LASSO Logistic regression models

Logistic regressions and LASSO were done in the R project [57]. Only clusters with > 100 sequences were used, as these clusters are likely to contain sequences from different rounds. Additionally, only clusters containing sequences from both earlier and later rounds, and with a sequence frequency ratio from later to earlier rounds exceeding a minimum threshold. Due to the variation in sequences per round, this minimal threshold varies depending on which rounds are compared. Cluster enrichment is defined as a cluster that contains a higher frequency of sequences from a later round (10 or 11) than an earlier round (4 or 9). For two rounds X and Y (where X>Y), cluster enrichment is calculated using

$$ \text{Cluster enrichment} = \frac{ \frac{\text{\# total sequences in cluster of round X}} {\text{\# total sequences in round X}}} {\frac{\text{\# total sequences in cluster of round Y}} {\text{\# total sequences in round Y}}} $$
(2)

For example, a minimal threshold for cluster enrichment between rounds 11 and 4 is calculated by considering a cluster composed of two sequences — a single sequence from round 11 and another sequence from round 4. Thus, for round 11 (r11) sequences to be considered enriched, the ratios r11:r4 > 7.61 or r11:r9 > 0.7468. For round 10 (r10) sequences to be considered enriched, the ratios r10:r4 > 8.61 or r10:r9 > 0.8451. For the training set, a 1:1 ratio of enriched vs depleted clusters were used. The number of enriched and depleted clusters for each re-clustering is summarized in Additional file 1: Table S4.

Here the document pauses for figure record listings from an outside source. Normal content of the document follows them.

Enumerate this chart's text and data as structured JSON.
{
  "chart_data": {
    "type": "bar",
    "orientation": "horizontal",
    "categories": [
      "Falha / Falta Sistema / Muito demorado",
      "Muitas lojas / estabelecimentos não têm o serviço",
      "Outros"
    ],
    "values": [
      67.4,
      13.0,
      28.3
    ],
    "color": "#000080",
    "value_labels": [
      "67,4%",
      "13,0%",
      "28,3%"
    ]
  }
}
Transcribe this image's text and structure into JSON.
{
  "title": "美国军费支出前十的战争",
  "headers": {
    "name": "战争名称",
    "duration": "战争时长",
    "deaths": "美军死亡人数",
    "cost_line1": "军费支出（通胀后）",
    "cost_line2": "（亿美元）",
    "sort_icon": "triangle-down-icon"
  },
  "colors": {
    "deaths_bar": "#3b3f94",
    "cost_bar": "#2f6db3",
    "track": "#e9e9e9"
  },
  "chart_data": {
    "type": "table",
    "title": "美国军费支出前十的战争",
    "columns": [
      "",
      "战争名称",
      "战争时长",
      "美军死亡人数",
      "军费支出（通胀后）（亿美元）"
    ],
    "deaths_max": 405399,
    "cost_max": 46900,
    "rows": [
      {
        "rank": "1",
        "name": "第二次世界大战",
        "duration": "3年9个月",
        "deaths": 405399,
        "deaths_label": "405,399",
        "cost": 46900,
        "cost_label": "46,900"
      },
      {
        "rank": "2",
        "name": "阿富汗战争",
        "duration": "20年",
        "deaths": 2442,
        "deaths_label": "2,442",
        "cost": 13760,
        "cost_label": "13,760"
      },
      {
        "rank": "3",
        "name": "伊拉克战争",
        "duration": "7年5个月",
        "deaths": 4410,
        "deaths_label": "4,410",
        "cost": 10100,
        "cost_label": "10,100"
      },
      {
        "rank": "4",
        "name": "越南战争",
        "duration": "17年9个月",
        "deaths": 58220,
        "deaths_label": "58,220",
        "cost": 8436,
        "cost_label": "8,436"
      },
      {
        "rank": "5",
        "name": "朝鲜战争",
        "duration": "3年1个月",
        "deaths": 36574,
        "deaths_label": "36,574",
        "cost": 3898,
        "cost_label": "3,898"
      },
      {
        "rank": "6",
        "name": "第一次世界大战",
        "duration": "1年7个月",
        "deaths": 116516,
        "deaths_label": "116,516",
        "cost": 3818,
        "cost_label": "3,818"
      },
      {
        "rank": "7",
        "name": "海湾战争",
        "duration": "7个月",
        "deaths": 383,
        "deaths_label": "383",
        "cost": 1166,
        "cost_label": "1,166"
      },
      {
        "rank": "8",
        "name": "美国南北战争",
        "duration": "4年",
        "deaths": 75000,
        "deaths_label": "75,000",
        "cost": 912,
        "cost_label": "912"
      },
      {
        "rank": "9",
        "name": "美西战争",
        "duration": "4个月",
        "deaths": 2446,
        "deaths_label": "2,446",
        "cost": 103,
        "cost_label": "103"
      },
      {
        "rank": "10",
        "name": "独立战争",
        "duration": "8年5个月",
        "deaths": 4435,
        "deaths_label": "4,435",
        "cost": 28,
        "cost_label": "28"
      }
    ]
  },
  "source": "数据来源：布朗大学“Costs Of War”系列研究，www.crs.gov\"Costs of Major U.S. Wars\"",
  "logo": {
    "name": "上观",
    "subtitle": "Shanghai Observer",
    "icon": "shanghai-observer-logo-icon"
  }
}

We re-clustered the sequences multiple times using CD-HIT because it employs a greedy clustering algorithm that is sensitive to the starting sequence order. For each CD-HIT re-clustering, NCM predictors are selected automatically by LASSO logistic regression. Predictors are retained if they appear in 3 out of 5 re-clusters with a significant p-value < 0.01.

RNA/Protein preparation

The aptamer sequence was synthesized using assembly PCR from overlapping oligos (from IDT) with the T7-promoter sequence added within the forward primer sequence. T7 RNA polymerase [58] was used to transcribe RNA and transcription reactions were purified by 6% denaturing PAGE. Bands were visualized using UV shadow, excised, and the RNA eluted (in 200 mM NaCl, 1 mM EDTA ph 8, 10 mM Tris-HCl pH 7.5) and ethanol precipitated. Purified RNA (10 pmol) was 5’-labeled with 32P-ATP and purified as previously described [59]. Protein expression and purification was conducted as described previously [40].

Filter binding assay

As done in Slinger et. al 2015, [46] a fixed amount of 5’32P-labeled RNA (1000 cpm, <1 nM) was renatured for 15 minutes at 42°C, then incubated with serial dilution of G. kaustophilus S15 in Buffer A (50 mM-Tris/Acetate, pH 7.5, 20 mM Mg-acetate, 270 mM KCl, 5 mM dithiothreitol, 0.02% bovine serum albumin) for 30 minutes at 25°C. Nitrocellulose membrane (GE Healthcare) was used to collect RNA-S15 complexes and positively charged nylon membrane (GE Healthcare) was used to collect unbound RNA under suction in a filter binding apparatus. Membranes were air-dried 5 minutes and the fraction bound quantified by imaging membranes on a phosphorimager screen. Radioactivity counts per sample on each membrane were measured using GE Healthcare STORM 820 phosphorimager and ImageQuant. For each sample the fraction bound (Fb) corresponds to

$$ Fb = \frac{\text{counts nitrocellulose}}{\text{counts nitrocellulose} + \text{counts nylon}} $$
(3)

Since Fb is known, to determine the K d and the Hill coefficient (n), the resulting values were fit to the equation:

$$ Fb = Min\%+ \frac{Max\%-Min\%}{1+\left(\frac{K_{d}}{[S15]}\right)^{n}} $$
(4)

where [S15] corresponds to the concentration of S15 in the reaction and Min % and Max % correspond to the minimum and maximum fraction bound, respectively. The residuals were minimized using the nonlinear least squares estimate (nls) in R to find both the Hill coefficient (n) and the K d.